Polish journalist and entertainer (1911–2011)

Włada Majewska (19 March 1911 – 18 May 2011) was a Polish radio journalist, actress and singer.

== Early life ==
Włada Majewska was born on 19 March 1911 to Zygmunt and Katarzyna Majewska in, what was then named, Lemberg. She studied law at John Casimir University and graduated from the Faculty of Administrative Law at the University of Edinburgh.

== Career ==
In 1930, she began working at Polish Radio Lwów. From 1932, she performed as a singer and parodist, together with the duo Szczepcia and Tońka in Wiktor Budzyński's Wesoła Lwowska Fala. After the outbreak of World War II, she left Lviv and started performing Romania as part of an artistic ensemble. On 8 March 1940, the band Wesoła Lwowska Fala left Romania and travelled to France via Yugoslavia and Italy to join the Polish Army in France. On 22 June 1940, after the fall of France, Wesoła Lwowska Fala was evacuated to Scotland on a small English freighter. The band performed there two days later. Wesoła Lwowska Fala was part of the 10th Armoured Cavalry Brigade of General Maczek, where they performed for the Polish Army over 800 times, performing on truck platforms, soldiers' barracks and bunkers.

After the war ended, she stayed in the United Kingdom and in 1946 married Budzyński in Edinburgh. Majewska became a producer of Marian Hemar's cabarets and was an actress in his theatre in London.

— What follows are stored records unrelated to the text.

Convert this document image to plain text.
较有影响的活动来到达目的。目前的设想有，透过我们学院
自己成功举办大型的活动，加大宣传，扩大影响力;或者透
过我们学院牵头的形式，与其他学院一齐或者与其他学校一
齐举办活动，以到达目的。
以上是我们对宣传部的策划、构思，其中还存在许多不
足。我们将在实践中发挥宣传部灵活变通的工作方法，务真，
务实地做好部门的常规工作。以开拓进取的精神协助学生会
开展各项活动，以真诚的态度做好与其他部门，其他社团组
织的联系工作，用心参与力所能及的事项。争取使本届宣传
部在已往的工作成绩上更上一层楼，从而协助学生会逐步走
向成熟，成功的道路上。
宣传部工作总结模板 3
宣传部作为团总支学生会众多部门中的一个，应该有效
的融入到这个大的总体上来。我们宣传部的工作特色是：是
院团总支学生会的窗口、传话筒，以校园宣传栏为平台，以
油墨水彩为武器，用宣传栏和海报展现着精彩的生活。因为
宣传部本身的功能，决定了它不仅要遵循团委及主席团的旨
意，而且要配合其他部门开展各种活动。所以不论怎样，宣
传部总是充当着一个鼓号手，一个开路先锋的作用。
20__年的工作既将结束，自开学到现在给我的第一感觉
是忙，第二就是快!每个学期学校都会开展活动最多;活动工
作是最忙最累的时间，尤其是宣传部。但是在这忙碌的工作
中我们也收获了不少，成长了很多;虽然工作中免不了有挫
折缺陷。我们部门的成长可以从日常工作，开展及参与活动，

In the 1940s, Majewska moved to London and renewed her performance career. In 1952, she became a presenter for Radio Free Europe. After the fall of communism, Radio Free Europe's London office closed, and Majewska ensured that its archives were preserved. In 1994, Majewska donated the London archives of Radio Free Europe and recordings of Marian Hemar's work to Polskie Radio. In 2005, for the 80th anniversary of Polskie Radio, she was presented with the Diamond Microphone for her contributions to Polish radio.

== Later life and death ==
For the last few years of her life, Majewska was cared for in a home run by Polish nuns in Chislehurst. She died there on 18 May 2011 at the age of 100.